Commissaire au bien-être et aux droits des enfants, un rôle à préciser

La Commission de la santé et des services sociaux examine actuellement le projet de loi 37, visant la création d’un poste de commissaire au bien-être et aux droits des enfants. Un rôle très attendu depuis le dépôt du rapport de la commission Laurent, en 2021.

Les parlementaires entendront plusieurs groupes bien au fait des besoins sur le terrain. Leurs discussions, souhaitons-le, permettront d’enrichir le projet actuellement sur la table et d’assurer que ce nouveau rôle améliore réellement les choses pour les enfants. 

Afin d’éclairer ces débats, nous souhaitons souligner trois aspects fondés sur les connaissances scientifiques et les savoirs expérientiels les plus à jour sur le sujet.

Premier aspect: la prévention. Ayant documenté au cours des dernières années les conditions favorables au bien-être et au bon développement des enfants de 0 à 5 ans, nous nous réjouissons que l’importance d’agir de façon préventive soit consignée dès le préambule du projet de loi. Au-delà de l’amélioration de la trajectoire de services de prévention, agir de façon préventive signifie aussi améliorer les conditions de vie. 

Par exemple, les recherches scientifiques ont démontré qu’aucun facteur n’est responsable à lui seul de la maltraitance. Les causes sont en général multiples et étroitement associées entre elles.

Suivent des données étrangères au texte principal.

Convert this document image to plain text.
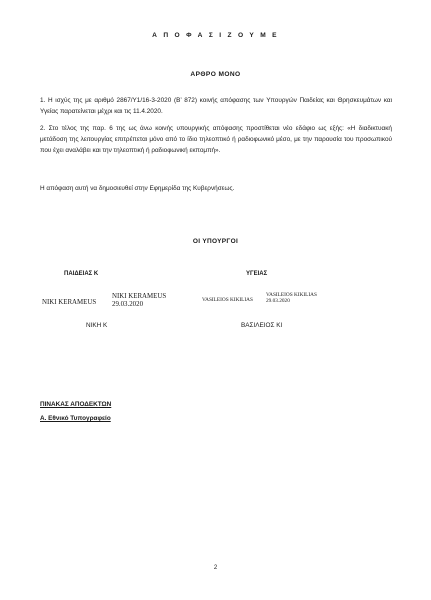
Α Π Ο Φ Α Σ Ι Ζ Ο Υ Μ Ε
ΑΡΘΡΟ ΜΟΝΟ
1. Η ισχύς της με αριθμό 2867/Υ1/16-3-2020 (Β’ 872) κοινής απόφασης των Υπουργών Παιδείας και Θρησκευμάτων και Υγείας παρατείνεται μέχρι και τις 11.4.2020.
2. Στο τέλος της παρ. 6 της ως άνω κοινής υπουργικής απόφασης προστίθεται νέο εδάφιο ως εξής: «Η διαδικτυακή μετάδοση της λειτουργίας επιτρέπεται μόνο από το ίδιο τηλεοπτικό ή ραδιοφωνικό μέσο, με την παρουσία του προσωπικού που έχει αναλάβει και την τηλεοπτική ή ραδιοφωνική εκπομπή».
Η απόφαση αυτή να δημοσιευθεί στην Εφημερίδα της Κυβερνήσεως.
ΟΙ ΥΠΟΥΡΓΟΙ
ΠΑΙΔΕΙΑΣ Κ	ΥΓΕΙΑΣ
NIKI KERAMEUS
NIKI KERAMEUS
29.03.2020
VASILEIOS KIKILIAS
VASILEIOS KIKILIAS
29.03.2020
ΝΙΚΗ Κ	ΒΑΣΙΛΕΙΟΣ ΚΙ
ΠΙΝΑΚΑΣ ΑΠΟΔΕΚΤΩΝ
Α. Εθνικό Τυπογραφείο
2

Plus le nombre de facteurs de risque auxquels l’enfant est exposé est grand, plus la pression augmente au sein de la famille et plus le risque global de maltraitance augmente. Les principaux facteurs de risque pour la maltraitance sont les conditions de logement, la santé mentale des parents et le faible soutien social, la pauvreté et le niveau de stress lié à la conciliation famille-travail, autant de conditions qui interpellent une pluralité de ministères.

C’est donc en portant un regard sur l’ensemble des politiques qui peuvent influencer ces facteurs de risque, et en veillant à ce que celles-ci soient cohérentes entre elles, que l’action du commissaire sera la plus significative. 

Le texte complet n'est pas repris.